The funds arm of Japan''s giant insurer, Nippon Life, has a tough fight against global competitors.
Nissay Asset Management Company, the fund management arm of Japan's biggest insurance company, Nippon Life, has begun marketing its fund of hedge funds to Japanese pension funds and regional banks, says Tadashi Morioka, deputy general manager for international pensions products.

Even Nissay has to fight hard, however, to convince clients that its product is competitive and safe. It intends to invest in 10-20 hedge funds and is relying on Nippon Life's office in New York to help select them. The hedge funds will likely all be from the United States or Europe, and Nissay will fully hedge clients' yen-denominated investments.

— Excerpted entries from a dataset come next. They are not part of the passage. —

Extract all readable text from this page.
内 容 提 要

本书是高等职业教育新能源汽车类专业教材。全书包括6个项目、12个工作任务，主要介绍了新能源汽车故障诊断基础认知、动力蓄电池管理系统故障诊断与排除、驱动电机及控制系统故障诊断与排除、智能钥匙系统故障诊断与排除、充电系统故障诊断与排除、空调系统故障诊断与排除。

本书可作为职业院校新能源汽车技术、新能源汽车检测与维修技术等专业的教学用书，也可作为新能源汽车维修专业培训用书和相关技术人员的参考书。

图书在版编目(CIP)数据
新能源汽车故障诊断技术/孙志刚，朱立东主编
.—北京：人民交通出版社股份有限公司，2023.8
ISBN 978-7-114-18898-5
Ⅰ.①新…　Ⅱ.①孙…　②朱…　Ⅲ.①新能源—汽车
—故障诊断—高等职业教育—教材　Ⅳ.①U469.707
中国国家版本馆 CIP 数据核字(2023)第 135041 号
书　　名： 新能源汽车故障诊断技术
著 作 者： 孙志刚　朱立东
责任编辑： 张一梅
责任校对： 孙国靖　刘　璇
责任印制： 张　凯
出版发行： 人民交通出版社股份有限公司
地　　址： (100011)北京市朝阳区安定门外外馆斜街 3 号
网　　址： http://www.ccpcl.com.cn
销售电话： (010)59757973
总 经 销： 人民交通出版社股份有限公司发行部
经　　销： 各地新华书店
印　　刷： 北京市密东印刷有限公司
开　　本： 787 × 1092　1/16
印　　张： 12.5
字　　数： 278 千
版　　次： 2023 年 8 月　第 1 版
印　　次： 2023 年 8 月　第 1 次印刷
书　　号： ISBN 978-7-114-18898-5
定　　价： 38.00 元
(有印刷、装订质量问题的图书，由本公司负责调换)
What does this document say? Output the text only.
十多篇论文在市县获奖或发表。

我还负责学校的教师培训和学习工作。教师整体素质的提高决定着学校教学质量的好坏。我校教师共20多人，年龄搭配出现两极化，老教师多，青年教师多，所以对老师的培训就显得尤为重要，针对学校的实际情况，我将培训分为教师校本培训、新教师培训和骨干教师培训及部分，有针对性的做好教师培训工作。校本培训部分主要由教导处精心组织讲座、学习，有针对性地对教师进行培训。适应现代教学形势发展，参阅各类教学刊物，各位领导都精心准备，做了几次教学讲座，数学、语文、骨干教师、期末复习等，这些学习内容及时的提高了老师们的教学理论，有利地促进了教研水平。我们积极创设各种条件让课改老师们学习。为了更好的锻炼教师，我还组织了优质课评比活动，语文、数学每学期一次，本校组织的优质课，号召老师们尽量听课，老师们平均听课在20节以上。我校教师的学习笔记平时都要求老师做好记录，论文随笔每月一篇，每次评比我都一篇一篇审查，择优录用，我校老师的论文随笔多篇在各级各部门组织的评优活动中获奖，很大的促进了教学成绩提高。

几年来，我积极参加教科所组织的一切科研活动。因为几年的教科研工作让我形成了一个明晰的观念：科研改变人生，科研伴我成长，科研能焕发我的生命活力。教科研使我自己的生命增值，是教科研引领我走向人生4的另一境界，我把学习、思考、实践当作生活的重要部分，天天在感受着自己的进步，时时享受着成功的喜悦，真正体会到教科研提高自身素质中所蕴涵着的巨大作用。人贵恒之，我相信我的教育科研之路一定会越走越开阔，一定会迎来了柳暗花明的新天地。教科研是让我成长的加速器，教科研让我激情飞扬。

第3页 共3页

For big institutions in Japan, the concept of funds of hedge funds has been around for a few years and many are comfortable with it. But they are not keen to invest in a Japanese gatekeeper's product. (In Japan, funds of hedge fund providers are called gatekeepers.)

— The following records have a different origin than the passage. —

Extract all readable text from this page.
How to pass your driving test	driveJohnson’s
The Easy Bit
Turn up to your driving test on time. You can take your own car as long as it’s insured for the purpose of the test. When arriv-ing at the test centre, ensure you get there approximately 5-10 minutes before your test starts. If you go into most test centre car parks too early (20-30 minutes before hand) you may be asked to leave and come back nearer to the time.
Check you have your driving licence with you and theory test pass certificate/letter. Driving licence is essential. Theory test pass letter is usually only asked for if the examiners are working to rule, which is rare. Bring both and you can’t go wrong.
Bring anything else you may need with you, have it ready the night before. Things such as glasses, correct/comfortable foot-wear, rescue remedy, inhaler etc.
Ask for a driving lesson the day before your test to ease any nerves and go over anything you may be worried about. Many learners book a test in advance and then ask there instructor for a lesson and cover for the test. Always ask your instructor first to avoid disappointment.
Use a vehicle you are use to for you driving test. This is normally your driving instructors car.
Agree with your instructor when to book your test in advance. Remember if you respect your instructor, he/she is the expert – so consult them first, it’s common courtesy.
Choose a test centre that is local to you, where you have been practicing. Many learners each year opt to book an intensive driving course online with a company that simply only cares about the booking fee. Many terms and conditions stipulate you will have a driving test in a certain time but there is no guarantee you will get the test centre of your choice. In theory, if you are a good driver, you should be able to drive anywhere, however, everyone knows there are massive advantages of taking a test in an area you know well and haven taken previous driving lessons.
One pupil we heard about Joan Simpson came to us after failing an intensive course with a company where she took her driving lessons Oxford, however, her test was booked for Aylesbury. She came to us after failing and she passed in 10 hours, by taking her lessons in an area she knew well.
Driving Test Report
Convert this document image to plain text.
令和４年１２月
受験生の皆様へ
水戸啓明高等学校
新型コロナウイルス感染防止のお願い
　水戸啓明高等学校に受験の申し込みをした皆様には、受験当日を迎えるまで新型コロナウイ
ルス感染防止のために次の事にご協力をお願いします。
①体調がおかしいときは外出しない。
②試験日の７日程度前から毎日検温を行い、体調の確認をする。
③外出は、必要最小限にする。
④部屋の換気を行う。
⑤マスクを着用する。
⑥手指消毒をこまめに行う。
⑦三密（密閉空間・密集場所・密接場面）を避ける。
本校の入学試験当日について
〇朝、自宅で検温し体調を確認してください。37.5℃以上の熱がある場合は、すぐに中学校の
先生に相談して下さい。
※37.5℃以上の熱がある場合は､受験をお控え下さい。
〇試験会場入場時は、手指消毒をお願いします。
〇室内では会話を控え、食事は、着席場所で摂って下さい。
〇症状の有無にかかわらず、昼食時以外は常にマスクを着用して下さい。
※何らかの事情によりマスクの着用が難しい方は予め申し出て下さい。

For example, Sumitomo Life is a big user of funds of hedge funds, with $4 billion invested. It actively keeps tabs on a universe of around 150 gatekeepers. But Nobuki Yasuda, head of its alternative investment section, says he would not consider using Nissay as a gatekeeper. The reason, he says, is that it won't have the global research and reach of gatekeepers from the US. Furthermore, alternatives offer Sumitomo international diversification, and he is not interested in ones investing in Japan.

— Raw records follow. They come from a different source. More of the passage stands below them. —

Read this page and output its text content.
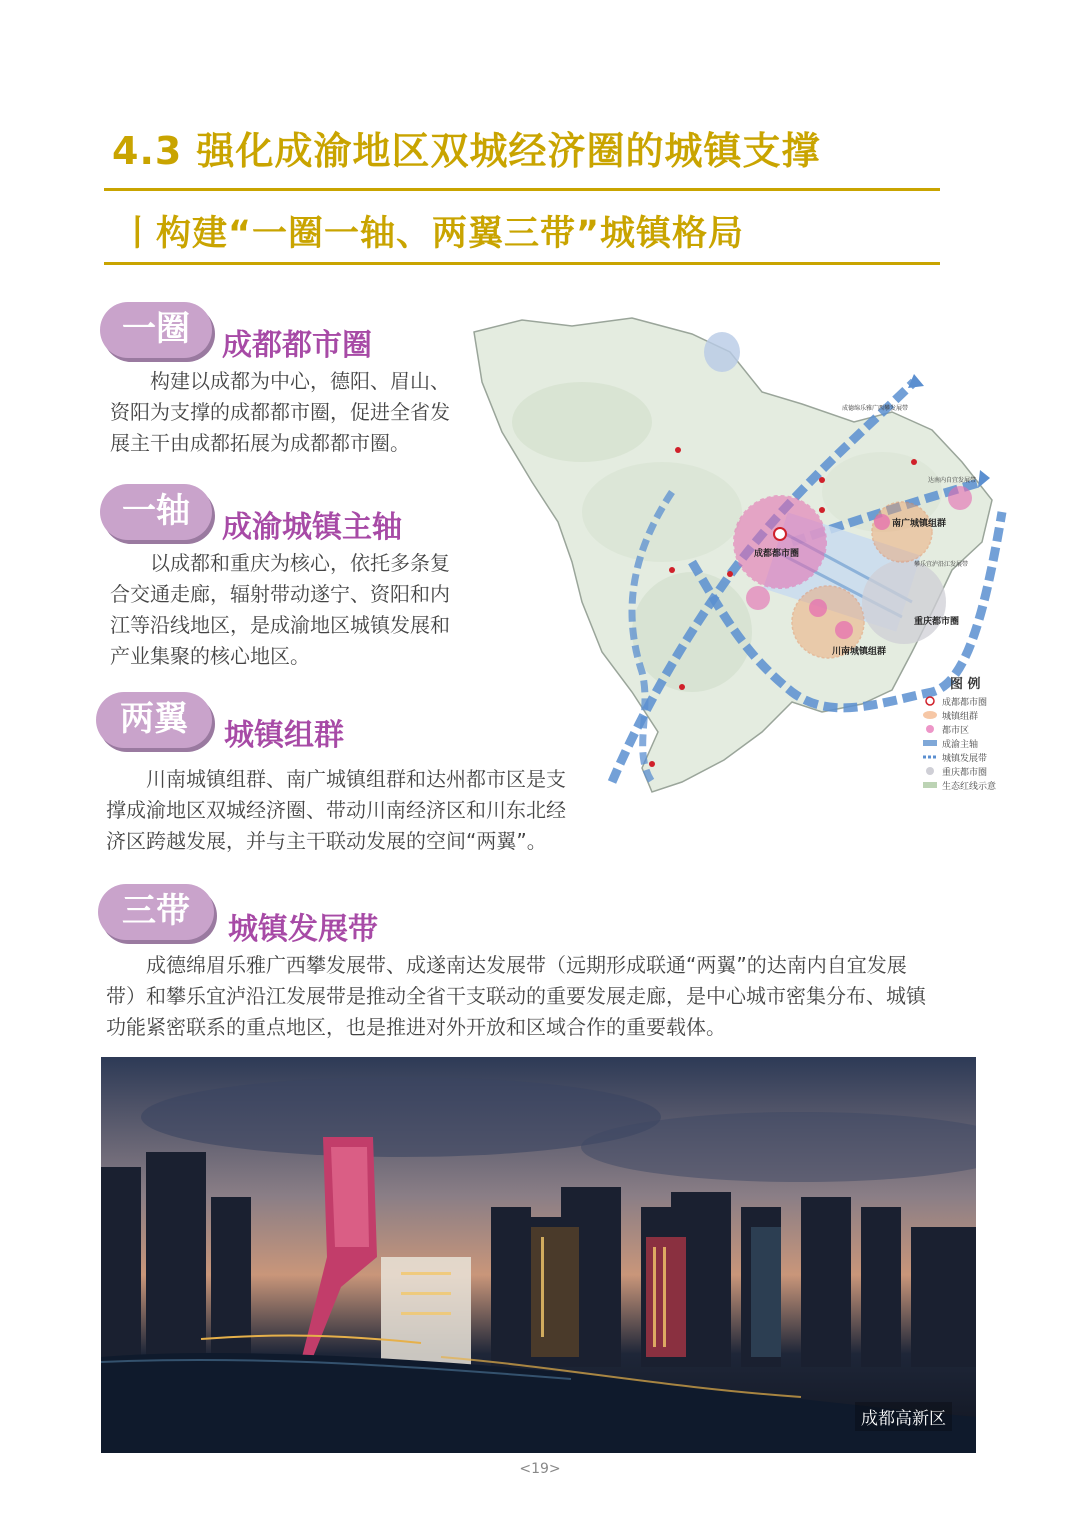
4.3 强化成渝地区双城经济圈的城镇支撑
丨构建“一圈一轴、两翼三带”城镇格局
一圈	成都都市圈
构建以成都为中心，德阳、眉山、资阳为支撑的成都都市圈，促进全省发展主干由成都拓展为成都都市圈。
一轴	成渝城镇主轴
以成都和重庆为核心，依托多条复合交通走廊，辐射带动遂宁、资阳和内江等沿线地区，是成渝地区城镇发展和产业集聚的核心地区。
两翼	城镇组群
川南城镇组群、南广城镇组群和达州都市区是支撑成渝地区双城经济圈、带动川南经济区和川东北经济区跨越发展，并与主干联动发展的空间“两翼”。
三带	城镇发展带
成德绵眉乐雅广西攀发展带、成遂南达发展带（远期形成联通“两翼”的达南内自宜发展带）和攀乐宜泸沿江发展带是推动全省干支联动的重要发展走廊，是中心城市密集分布、城镇功能紧密联系的重点地区，也是推进对外开放和区域合作的重要载体。
重庆都市圈
成都都市圈
南广城镇组群
川南城镇组群
成德绵乐雅广西攀发展带
达南内自宜发展带
攀乐宜泸沿江发展带
图 例
成都都市圈
城镇组群
都市区
成渝主轴
城镇发展带
重庆都市圈
生态红线示意
成都高新区
<19>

Smaller institutions such as regional banks may be more willing to invest with a domestic gatekeeper, and are becoming more interested. But they have difficulty actually investing, says Tetsuo Kushiya, manager of Mizuho Securities' fixed-income business arrangement and development department. Mizuho is one of the biggest distributors of hedge funds in Japan.

Kushiya says regional banks are reluctant to add to their investment risk profile while so many of their current investments are underwater. Furthermore, the hedge fund universe is too opaque. Last, since the Nasdaq crash, hedge fund performance has suffered, and he believes users have become disillusioned with the heady claims of absolute-return managers. "The only way for institutional investors to learn about hedge funds is to actually invest, but senior management is often not easy to persuade," he notes.

These difficulties are evident as Nissay continues to drum up business. It has been marketing its fund of hedge funds since April and is still working to reach its target fund size of $100 million.

But Morioka believes investors will increasingly turn to hedge fund gatekeepers, whose funds have a low correlation to interest rates or domestic equity markets. Furthermore, pension funds in particular face huge pressures as the extent of underfunding in their defined-benefit retirement schemes becomes clear with mark-to-market accounting.

He recognizes that transparency is a major hurdle, particularly for first-time users of hedge funds: "Before starting marketing this product I visited the hedge fund managers, brokers and auditors to understand hedge fund structures and infrastructure. Now I can tell customers that our product is safe."